Gospel mimes don't usually bow because, as one mime said, "When you bow, you're taking the glory from God."

In ancient times, mime often was performed much like Ezekiel's wordless skits as criticism of the political and religious regimes. They commonly had a cynical view of life as just the game of the gods. After Jesus, mimes mocked Christianity as a foolish Eastern religion, but some of the mimes became convinced by what they were mocking. Christians adapted the mime cynicism into a message that our short life on earth is but a reflection heaven's eternal afterlife. The most famous account of a mime being saved is recorded in Acts Sanctorum (Sacred Acts [of the martyrs]).

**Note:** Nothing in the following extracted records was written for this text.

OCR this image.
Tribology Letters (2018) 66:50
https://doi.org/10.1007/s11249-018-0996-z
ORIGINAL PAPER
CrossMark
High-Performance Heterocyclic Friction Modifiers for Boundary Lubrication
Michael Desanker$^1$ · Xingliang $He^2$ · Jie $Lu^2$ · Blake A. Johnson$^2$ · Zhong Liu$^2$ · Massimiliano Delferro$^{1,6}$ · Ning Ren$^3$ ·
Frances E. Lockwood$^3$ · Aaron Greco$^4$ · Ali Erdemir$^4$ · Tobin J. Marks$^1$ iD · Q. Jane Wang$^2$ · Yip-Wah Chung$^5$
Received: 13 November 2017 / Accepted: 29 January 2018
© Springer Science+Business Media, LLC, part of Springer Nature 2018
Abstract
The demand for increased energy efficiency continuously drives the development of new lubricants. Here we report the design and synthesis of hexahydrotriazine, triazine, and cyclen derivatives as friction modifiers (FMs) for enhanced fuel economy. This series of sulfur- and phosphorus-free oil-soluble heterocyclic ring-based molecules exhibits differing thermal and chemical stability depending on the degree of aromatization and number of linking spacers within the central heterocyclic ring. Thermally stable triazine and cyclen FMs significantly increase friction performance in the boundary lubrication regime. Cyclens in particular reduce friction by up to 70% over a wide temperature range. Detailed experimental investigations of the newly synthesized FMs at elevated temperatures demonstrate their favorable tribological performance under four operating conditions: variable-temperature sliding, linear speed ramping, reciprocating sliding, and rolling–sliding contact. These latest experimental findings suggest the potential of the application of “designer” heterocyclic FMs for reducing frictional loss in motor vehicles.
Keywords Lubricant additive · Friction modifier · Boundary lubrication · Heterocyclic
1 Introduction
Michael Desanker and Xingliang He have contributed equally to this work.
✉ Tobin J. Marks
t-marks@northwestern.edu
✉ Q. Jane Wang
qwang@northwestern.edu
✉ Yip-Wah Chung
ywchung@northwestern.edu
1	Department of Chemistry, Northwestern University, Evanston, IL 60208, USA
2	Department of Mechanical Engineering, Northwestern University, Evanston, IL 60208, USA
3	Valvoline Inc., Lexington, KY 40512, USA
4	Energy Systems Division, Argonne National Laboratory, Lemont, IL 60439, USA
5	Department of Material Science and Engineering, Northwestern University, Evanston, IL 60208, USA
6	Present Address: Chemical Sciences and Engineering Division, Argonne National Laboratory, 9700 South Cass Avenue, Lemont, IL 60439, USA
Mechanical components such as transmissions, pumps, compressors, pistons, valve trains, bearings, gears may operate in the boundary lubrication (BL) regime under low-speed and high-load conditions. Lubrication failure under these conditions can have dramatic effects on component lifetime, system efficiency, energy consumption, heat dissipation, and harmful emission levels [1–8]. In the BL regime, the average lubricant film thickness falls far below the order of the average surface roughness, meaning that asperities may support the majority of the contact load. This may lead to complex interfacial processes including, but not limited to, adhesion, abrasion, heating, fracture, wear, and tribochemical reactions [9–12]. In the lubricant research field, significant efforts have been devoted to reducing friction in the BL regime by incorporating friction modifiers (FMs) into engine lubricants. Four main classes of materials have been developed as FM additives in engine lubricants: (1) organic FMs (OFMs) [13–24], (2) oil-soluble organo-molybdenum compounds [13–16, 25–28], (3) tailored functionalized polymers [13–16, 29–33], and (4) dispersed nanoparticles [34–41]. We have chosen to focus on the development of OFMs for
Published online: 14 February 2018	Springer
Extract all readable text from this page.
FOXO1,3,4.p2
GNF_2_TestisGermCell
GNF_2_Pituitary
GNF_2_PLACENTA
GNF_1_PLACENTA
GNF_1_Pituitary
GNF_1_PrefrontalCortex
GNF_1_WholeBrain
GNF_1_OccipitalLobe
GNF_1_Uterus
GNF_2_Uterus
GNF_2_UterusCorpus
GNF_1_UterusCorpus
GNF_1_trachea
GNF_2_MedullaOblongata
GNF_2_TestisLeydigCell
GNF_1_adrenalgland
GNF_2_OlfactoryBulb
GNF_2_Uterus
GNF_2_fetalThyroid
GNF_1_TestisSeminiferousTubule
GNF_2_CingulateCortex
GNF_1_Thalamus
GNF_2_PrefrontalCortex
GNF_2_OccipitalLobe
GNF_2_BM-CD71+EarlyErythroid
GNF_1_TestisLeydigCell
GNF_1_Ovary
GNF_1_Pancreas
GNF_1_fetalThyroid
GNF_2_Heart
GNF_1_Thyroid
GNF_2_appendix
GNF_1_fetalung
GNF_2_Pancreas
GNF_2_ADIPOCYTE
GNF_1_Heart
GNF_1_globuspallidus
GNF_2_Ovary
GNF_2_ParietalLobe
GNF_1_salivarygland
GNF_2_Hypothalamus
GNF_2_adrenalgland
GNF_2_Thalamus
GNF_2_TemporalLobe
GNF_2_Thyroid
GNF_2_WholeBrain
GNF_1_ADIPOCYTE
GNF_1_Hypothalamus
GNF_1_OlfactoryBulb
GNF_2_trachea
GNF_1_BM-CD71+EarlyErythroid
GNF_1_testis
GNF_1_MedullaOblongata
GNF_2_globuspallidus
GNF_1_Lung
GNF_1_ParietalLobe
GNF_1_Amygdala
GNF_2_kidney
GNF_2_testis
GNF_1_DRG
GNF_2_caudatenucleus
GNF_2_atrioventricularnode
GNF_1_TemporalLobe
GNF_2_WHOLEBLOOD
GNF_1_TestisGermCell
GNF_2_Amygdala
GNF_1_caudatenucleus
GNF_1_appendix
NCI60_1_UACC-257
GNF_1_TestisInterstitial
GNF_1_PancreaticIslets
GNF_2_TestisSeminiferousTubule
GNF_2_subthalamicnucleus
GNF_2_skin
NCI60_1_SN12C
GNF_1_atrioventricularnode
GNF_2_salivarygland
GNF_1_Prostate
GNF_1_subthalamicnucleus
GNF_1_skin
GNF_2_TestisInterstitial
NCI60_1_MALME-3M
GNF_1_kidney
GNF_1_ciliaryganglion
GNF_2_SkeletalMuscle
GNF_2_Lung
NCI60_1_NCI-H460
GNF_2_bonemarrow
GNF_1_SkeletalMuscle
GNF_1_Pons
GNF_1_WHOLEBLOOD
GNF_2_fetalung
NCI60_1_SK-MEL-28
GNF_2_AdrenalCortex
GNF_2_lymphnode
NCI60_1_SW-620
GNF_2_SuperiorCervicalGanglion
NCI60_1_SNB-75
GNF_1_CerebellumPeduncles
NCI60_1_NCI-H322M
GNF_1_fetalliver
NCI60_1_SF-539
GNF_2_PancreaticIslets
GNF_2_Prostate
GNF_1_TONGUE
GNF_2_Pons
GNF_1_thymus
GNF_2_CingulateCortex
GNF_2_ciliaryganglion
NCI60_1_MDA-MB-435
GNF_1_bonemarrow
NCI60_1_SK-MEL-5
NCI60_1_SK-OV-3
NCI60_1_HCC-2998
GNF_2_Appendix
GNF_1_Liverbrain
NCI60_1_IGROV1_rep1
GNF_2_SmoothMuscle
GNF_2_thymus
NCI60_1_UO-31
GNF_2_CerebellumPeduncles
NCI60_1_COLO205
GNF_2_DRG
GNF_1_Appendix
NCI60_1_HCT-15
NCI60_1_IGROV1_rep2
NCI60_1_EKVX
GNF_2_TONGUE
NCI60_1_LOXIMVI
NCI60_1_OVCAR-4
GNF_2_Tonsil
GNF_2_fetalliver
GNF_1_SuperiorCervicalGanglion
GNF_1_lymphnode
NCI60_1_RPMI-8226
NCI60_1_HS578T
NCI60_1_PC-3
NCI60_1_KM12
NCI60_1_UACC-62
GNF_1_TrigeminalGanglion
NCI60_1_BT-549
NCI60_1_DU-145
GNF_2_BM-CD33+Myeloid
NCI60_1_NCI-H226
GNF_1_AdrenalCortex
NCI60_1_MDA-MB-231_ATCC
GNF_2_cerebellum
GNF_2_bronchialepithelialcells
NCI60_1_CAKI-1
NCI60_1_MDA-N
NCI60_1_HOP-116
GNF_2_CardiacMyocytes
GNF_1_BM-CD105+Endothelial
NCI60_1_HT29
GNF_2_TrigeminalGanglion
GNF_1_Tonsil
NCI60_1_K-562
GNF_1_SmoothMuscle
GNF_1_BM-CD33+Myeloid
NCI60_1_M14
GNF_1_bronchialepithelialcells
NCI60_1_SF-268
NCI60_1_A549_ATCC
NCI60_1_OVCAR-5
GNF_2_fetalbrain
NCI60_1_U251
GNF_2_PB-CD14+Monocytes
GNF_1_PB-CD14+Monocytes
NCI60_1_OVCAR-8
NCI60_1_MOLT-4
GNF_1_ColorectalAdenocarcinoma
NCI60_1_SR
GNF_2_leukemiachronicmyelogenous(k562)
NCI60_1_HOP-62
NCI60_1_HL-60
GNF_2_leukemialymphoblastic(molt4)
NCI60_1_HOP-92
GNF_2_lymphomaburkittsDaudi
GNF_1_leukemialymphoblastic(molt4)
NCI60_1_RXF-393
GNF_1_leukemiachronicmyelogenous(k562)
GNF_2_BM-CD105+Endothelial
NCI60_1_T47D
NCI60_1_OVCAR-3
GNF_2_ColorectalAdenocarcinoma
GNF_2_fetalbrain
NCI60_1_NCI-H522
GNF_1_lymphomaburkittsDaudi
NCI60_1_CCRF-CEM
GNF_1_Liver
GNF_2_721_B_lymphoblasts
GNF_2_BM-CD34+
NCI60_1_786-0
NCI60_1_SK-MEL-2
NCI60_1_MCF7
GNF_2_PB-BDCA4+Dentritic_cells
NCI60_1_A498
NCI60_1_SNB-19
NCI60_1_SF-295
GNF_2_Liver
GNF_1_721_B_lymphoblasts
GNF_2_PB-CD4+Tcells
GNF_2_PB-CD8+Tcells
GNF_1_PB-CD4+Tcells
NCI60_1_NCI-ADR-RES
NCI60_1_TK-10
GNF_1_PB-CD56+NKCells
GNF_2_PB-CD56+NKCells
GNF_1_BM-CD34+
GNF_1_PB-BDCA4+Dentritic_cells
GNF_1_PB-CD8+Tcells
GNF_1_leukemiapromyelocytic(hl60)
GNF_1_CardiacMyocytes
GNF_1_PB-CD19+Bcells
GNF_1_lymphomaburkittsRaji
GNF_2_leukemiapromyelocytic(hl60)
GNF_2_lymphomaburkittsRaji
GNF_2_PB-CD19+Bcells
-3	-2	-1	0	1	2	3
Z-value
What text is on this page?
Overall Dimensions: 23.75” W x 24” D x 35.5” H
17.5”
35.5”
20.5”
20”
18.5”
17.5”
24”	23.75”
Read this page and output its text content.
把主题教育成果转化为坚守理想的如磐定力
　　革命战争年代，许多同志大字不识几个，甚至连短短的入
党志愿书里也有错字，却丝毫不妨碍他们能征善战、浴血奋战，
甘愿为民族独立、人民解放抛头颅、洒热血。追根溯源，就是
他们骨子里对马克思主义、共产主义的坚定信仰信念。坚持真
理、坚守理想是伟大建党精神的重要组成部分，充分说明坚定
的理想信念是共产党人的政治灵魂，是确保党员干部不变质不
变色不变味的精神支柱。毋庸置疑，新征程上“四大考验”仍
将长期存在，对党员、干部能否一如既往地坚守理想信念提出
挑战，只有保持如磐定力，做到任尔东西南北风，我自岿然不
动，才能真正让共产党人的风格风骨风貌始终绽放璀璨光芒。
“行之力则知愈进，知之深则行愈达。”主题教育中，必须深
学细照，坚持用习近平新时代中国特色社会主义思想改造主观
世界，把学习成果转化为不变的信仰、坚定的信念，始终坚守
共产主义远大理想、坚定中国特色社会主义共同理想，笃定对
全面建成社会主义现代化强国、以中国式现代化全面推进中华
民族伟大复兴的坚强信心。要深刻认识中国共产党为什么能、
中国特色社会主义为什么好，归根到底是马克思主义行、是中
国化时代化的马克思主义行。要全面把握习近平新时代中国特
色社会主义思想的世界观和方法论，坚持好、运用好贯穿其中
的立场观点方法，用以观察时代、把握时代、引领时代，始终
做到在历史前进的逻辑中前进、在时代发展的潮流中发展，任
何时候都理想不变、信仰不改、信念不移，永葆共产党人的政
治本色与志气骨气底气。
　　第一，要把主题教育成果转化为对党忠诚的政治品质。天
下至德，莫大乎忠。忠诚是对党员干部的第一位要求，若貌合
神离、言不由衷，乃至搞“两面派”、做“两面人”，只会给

In the year a.d. 304, Diocletian came to Rome to celebrate his triumph over the nations and over the Christian impiety. In celebration of this victory he went to the theater to watch the famous mime Genesius mock the conquered Christian faith.

The story Genesius told in mime was that of a mock baptism. However, in the process of being baptized in jest, Genesius had a revelation of Jesus Christ and was baptized in a glorious vision.

When he exited the tepid water that was in the tub on stage, he proclaimed to his audience “I saw a hand which came from heaven, and shining angels above me. They read in a book all the sins I had committed since my infancy, and washed them in the water in which I had been baptized, and presented me with the book, which was whiter than snow” and “I am truly a Christian!” (Darras, The History of the Church, vol. 1, and Nicoll, Masks, 122).

The mime arose a Christian, shattering the lie of Diocletian’s victory over the Christians. The mime who Diocletian wanted to mock the Christians was mocking him.

Diocletian had Genesius tortured and beheaded. Diocletian had lost face while mimes say Genesius won eternity.

The director of "Gospel Mime" is Whitney Mallett, who lives in New York. She contributes regularly to The New Inquiry, Vice, and The Editorial Magazine.

The narrative on ancient mime and Christians is taken from the online essay Mime in the early church.